Information and Privacy Commissioner Frank Work is disturbed by the amount of mobile computing devices stolen or lost without reasonable security measures being taken. The laws require reasonable security measures and Work says organizations are in breach of this when they fail to encrypt health or personal information stored on mobile computing devices.  He feels the time has come for organizations to pay attention to the issue.

Work says a layered defense strategy is required, which must include properly implemented encryption. “We have said time and again that organizations must encrypt health or personal information stored on mobile computing equipment. It doesn’t matter if the mobile device is password protected, or even double password protected, there must be another layer of protection and that layer is encryption. It is unbelievable that after a number of high profile incidents in the past, organizations are not getting it”.

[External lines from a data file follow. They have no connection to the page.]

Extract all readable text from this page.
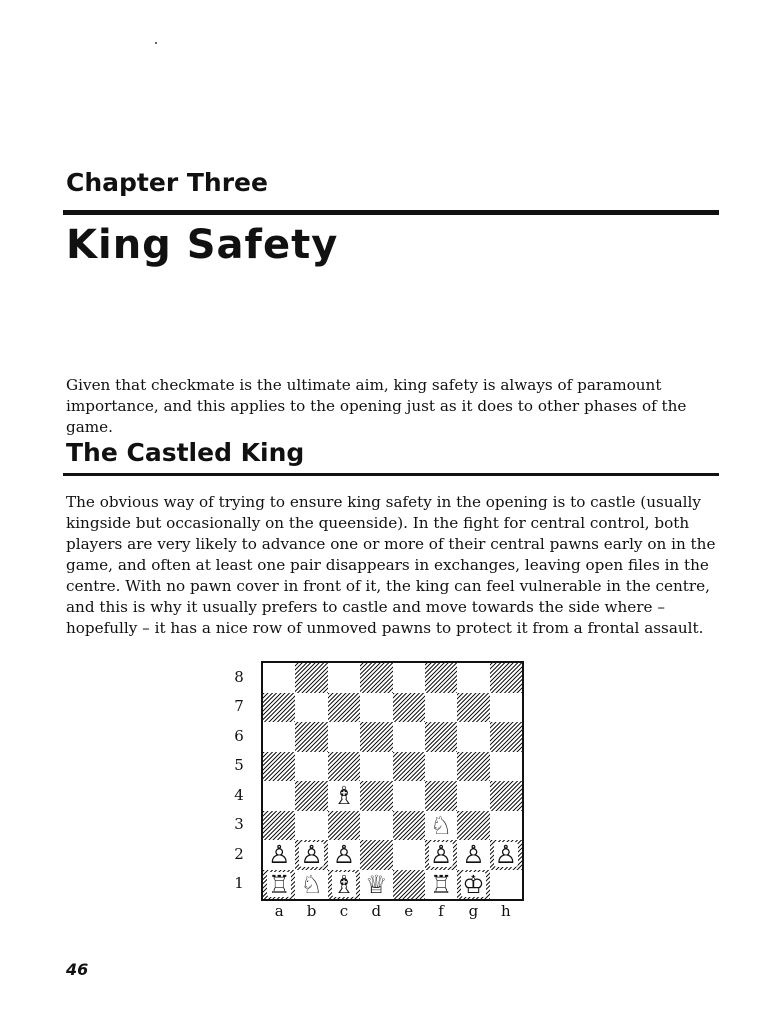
Chapter Three
King Safety

Given that checkmate is the ultimate aim, king safety is always of paramount importance, and this applies to the opening just as it does to other phases of the game.

The Castled King

The obvious way of trying to ensure king safety in the opening is to castle (usually kingside but occasionally on the queenside). In the fight for central control, both players are very likely to advance one or more of their central pawns early on in the game, and often at least one pair disappears in exchanges, leaving open files in the centre. With no pawn cover in front of it, the king can feel vulnerable in the centre, and this is why it usually prefers to castle and move towards the side where – hopefully – it has a nice row of unmoved pawns to protect it from a frontal assault.

♗
♘
♙ ♙ ♙	♙ ♙ ♙
♖ ♘ ♗ ♕ ♖ ♔

8

7

6

5

4

3

2

1

a	b	c	d	e	f	g	h

46
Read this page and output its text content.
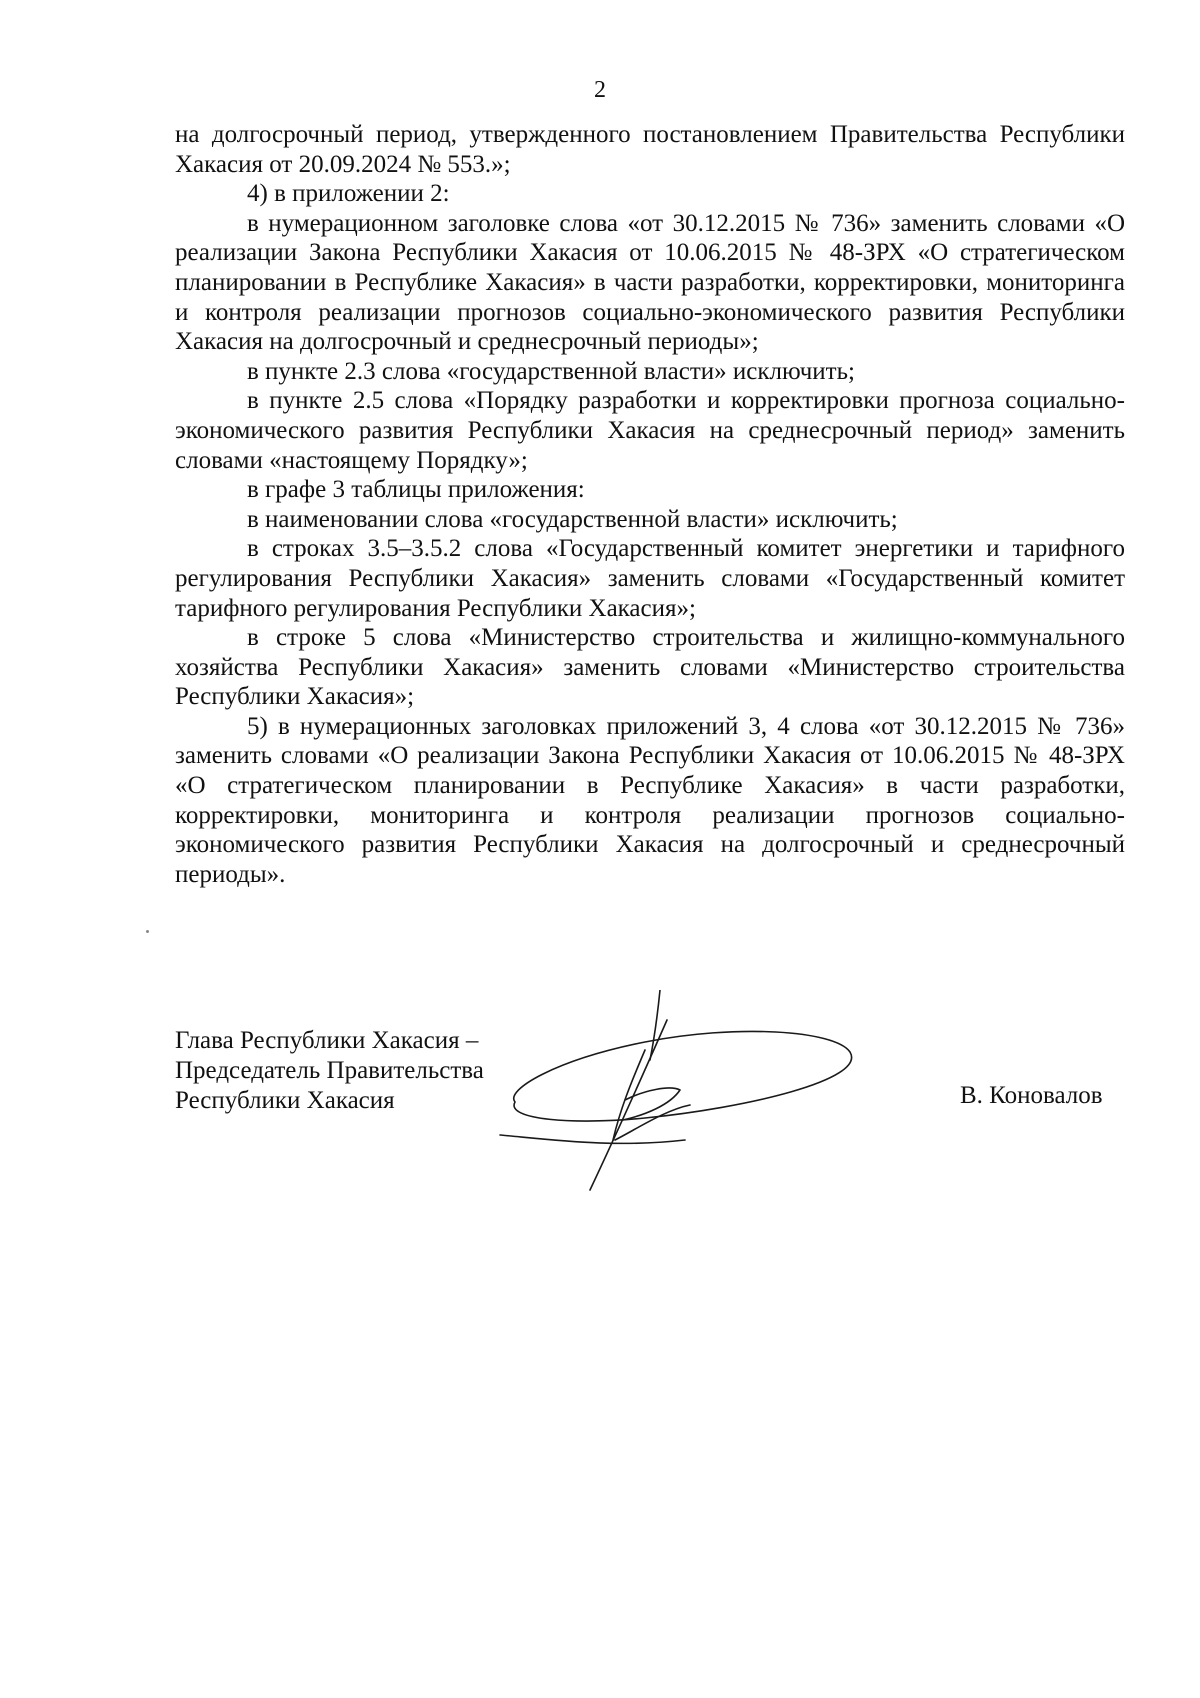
2

на долгосрочный период, утвержденного постановлением Правительства Республики Хакасия от 20.09.2024 № 553.»;

4) в приложении 2:

в нумерационном заголовке слова «от 30.12.2015 № 736» заменить словами «О реализации Закона Республики Хакасия от 10.06.2015 № 48-ЗРХ «О стратегическом планировании в Республике Хакасия» в части разработки, корректировки, мониторинга и контроля реализации прогнозов социально-экономического развития Республики Хакасия на долгосрочный и среднесрочный периоды»;

в пункте 2.3 слова «государственной власти» исключить;

в пункте 2.5 слова «Порядку разработки и корректировки прогноза социально-экономического развития Республики Хакасия на среднесрочный период» заменить словами «настоящему Порядку»;

в графе 3 таблицы приложения:

в наименовании слова «государственной власти» исключить;

в строках 3.5–3.5.2 слова «Государственный комитет энергетики и тарифного регулирования Республики Хакасия» заменить словами «Государственный комитет тарифного регулирования Республики Хакасия»;

в строке 5 слова «Министерство строительства и жилищно-коммунального хозяйства Республики Хакасия» заменить словами «Министерство строительства Республики Хакасия»;

5) в нумерационных заголовках приложений 3, 4 слова «от 30.12.2015 № 736» заменить словами «О реализации Закона Республики Хакасия от 10.06.2015 № 48-ЗРХ «О стратегическом планировании в Республике Хакасия» в части разработки, корректировки, мониторинга и контроля реализации прогнозов социально-экономического развития Республики Хакасия на долгосрочный и среднесрочный периоды».

Глава Республики Хакасия –
Председатель Правительства
Республики Хакасия	В. Коновалов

Work also notes the significant resources expended by organizations to provide notice to affected individuals following a breach of privacy.  He says that properly implemented encryption reduces the risk to individuals such that providing notice to affected individuals would not normally be necessary.

Work’s comments came after an investigation by the Office of the Information and Privacy Commissioner (OIPC) determined that Capital Health contravened the Health Information Act (HIA) when it did not maintain adequate safeguards to protect health information stored on laptop computers. The laptops were stolen from a Capital Health facility in May of this year.

The investigation outlines the following steps that must be taken to protect health information stored on a mobile device in order to meet requirements of the HIA:

  • There must be policies and procedures that users are aware of and educated on that guide proper use of the device,
  • Reasonable steps must be taken to physically secure the device,
  • There must be a business need to store health information on the device,
  • The device must be password protected, and
  • Health information stored on the device must be protected by properly implemented encryption.

The specific recommendations to Capital Health, which have all been agreed to, are:

  • Capital Health proceed immediately with its plan to issue a Request for Proposals and select an appropriate encryption solution and begin implementation on a priority basis
  • Capital Health ensure its plan includes identification and proper implementation of encryption on all types of mobile devices that contain personal or health information,
  • Capital Health provide OIPC with a detailed implementation plan that includes aggressive targets and timelines, and
  • Capital Health review and revise as necessary its incident response procedure, and in particular, its process of notifying affected individuals about privacy breaches.